“Mr Fawlty, I no want to work here any more”

IN FAWLTY Towers, the classic 1970s comedy sitcom starring John Cleese, marvellous misunderstandings between Basil Fawlty, the owner of the Torquay hotel on which the series is based, and Manuel, the Spanish waiter who struggles with English, provide many laughs.

In one episode the penny-pinching Fawlty berates Manuel for giving guests too much butter with their afternoon tea and scones. Fawlty: “There is too much butter on those trays. ON THOSE TRAYS!” Manuel, who thinks his employer is practising his Spanish: “No, no, not ‘on those trays’ sir. Uno, dos, tres.

Foreign workers at British hotels have long been an important source of employment, although language skills have improved somewhat over the years. Since the 2004 enlargement of the European Union hundreds of thousands of EU citizens have filled key roles as the number of people from EU states has risen from 1.26 million in 2003 to 3.68 million in 2017, according to Oxford University’s Migration Observatory, which also estimates that 500,000 EU citizens now work in low-paid jobs such as housekeeping and waiting tables.

Surveys calculating how important EU employees are to the hospitality industry regularly show they represent around 40 per cent of staff, although this could be even higher. For example, 60 per cent of the 1,000 employees at Leon, the fast food chain, are from the EU.

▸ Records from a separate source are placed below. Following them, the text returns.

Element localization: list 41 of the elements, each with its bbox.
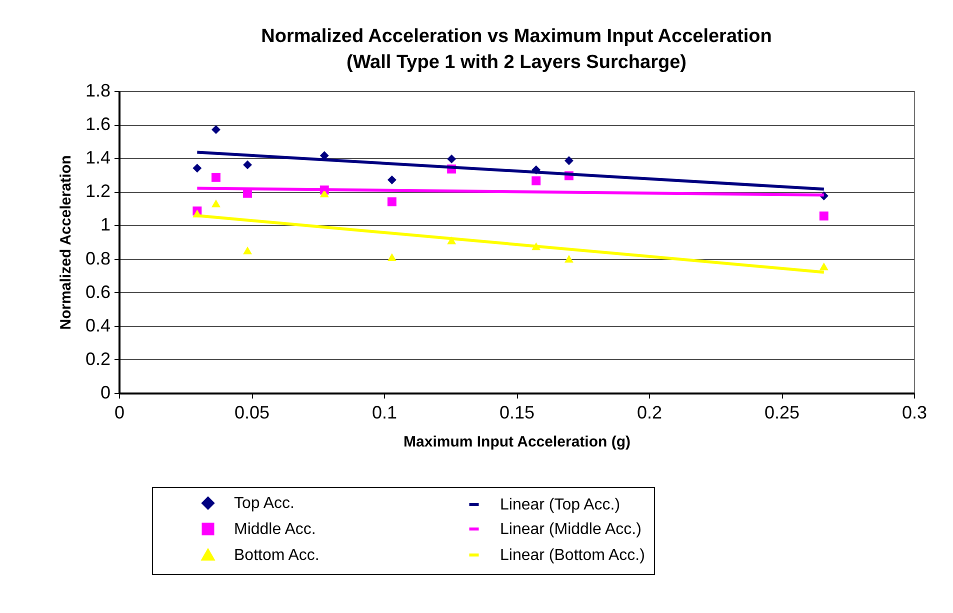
point — [243, 246, 252, 254]
x-tick-label: 0.05 — [234, 402, 270, 422]
point — [212, 125, 220, 134]
x-tick-label: 0.2 — [636, 402, 662, 422]
x-tick-label: 0.1 — [372, 402, 398, 422]
point — [212, 200, 220, 208]
point — [564, 156, 574, 166]
legend-label: Top Acc. — [234, 495, 294, 512]
point — [819, 212, 828, 220]
y-tick-label: 1 — [100, 214, 110, 235]
point — [212, 172, 220, 182]
x-tick-label: 0 — [114, 402, 125, 422]
y-tick-label: 0.6 — [85, 282, 110, 302]
point — [192, 164, 202, 173]
legend-label: Bottom Acc. — [234, 547, 320, 564]
x-tick-label: 0.15 — [499, 402, 535, 422]
y-tick-label: 0.8 — [85, 248, 110, 268]
y-tick-label: 0 — [100, 382, 110, 402]
point — [387, 175, 396, 184]
legend-label: Middle Acc. — [234, 521, 316, 538]
chart-title: Normalized Acceleration vs Maximum Input Acceleration (Wall Type 1 with 2 Layers Surcharge) — [261, 26, 772, 73]
point — [532, 176, 541, 186]
point — [447, 154, 456, 164]
y-axis-title: Normalized Acceleration — [57, 155, 74, 330]
y-tick-label: 1.4 — [85, 148, 110, 168]
y-tick-label: 1.2 — [85, 181, 110, 202]
x-tick-label: 0.25 — [764, 402, 800, 422]
y-tick-label: 1.6 — [85, 114, 110, 134]
y-tick-label: 1.8 — [85, 80, 110, 100]
point — [387, 197, 396, 206]
x-axis-title: Maximum Input Acceleration (g) — [404, 434, 630, 450]
legend-label: Linear (Top Acc.) — [500, 496, 620, 514]
x-tick-label: 0.3 — [902, 402, 928, 422]
point — [819, 262, 828, 270]
point — [387, 253, 396, 261]
y-tick-label: 0.2 — [85, 348, 110, 369]
legend-label: Linear (Middle Acc.) — [500, 521, 642, 538]
legend-label: Linear (Bottom Acc.) — [500, 547, 645, 564]
point — [243, 160, 252, 170]
point — [564, 254, 574, 263]
y-tick-label: 0.4 — [85, 315, 110, 336]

Trouble, however, lies ahead. Uncertainty over what will happen post Brexit is causing great anxiety among Britain’s hoteliers and restaurateurs. UKHospitality, the main body representing the hospitality industry, says it is alarmed by Theresa May’s rhetoric regarding future cutbacks to low-paid worker immigration.

The prime minister has said migrants will need to show they can meet a minimum salary threshold after Brexit. This figure has yet to be announced although non-EU migrants must currently prove they can earn more than £30,000.

UKHospitality expects a big drop in the number of 18-24 year olds from the EU available for work following Brexit, as fewer are allowed into Britain and others return home. “If hospitality is to keep up growth we need more people,” says Chris Banks of UKHospitality. “The latest unemployment figures show we are short of workers to call upon. In some regions unemployment rates are almost zero. We can’t fill rolls with people if they are not there. We need people coming in.”

Adam Raphael, editor of The Good Hotel Guide, which provides independent reviews of UK hotels, believes a crisis looms unless hotels introduce more staff training, adding to the cost of running businesses. “Many EU workers in low-paid jobs in hotels are very sophisticated graduates from the likes of Romania and Poland,” Raphael says. “They know about table manners and how to handle people politely. Hotels are going to have to start training British employees to take their place.”

Martin Randall of Martin Randall Travel, which runs cultural tours in the UK and overseas with an annual turnover of £20 million, expresses dismay at Britain’s continuing Fawlty Towers-style service. It is, he says, a “big problem” and is only likely to worsen if low-paid EU workers are blocked and others go home… just as Manuel proposes in series two of Fawlty Towers.

“Mr Fawlty, I no want to work here any more,” the waiter says after a guest dies in his sleep and Basil Fawlty, believing an out-of-date kipper is to blame and that the hotel may be held responsible, demands Manuel helps shift the corpse.

Although Oxford University’s Migration Observatory says that “some new form of labour migration routes to low-skilled jobs” will probably be introduced post Brexit, British hoteliers may soon have to do some of their own shifting to make up numbers.

Where will all the waiters, receptionists and cleaning staff come from if we do – eventually – leave the EU?

Who knows? Fawlty Towers captured a time when British hospitality had a reputation,  and not a good one . It was so awful Manuel wanted out.

The way hotels and B&Bs are run has moved on light years since then, but take away foreign workers and standards are likely to nosedive – Basil-style – soon enough.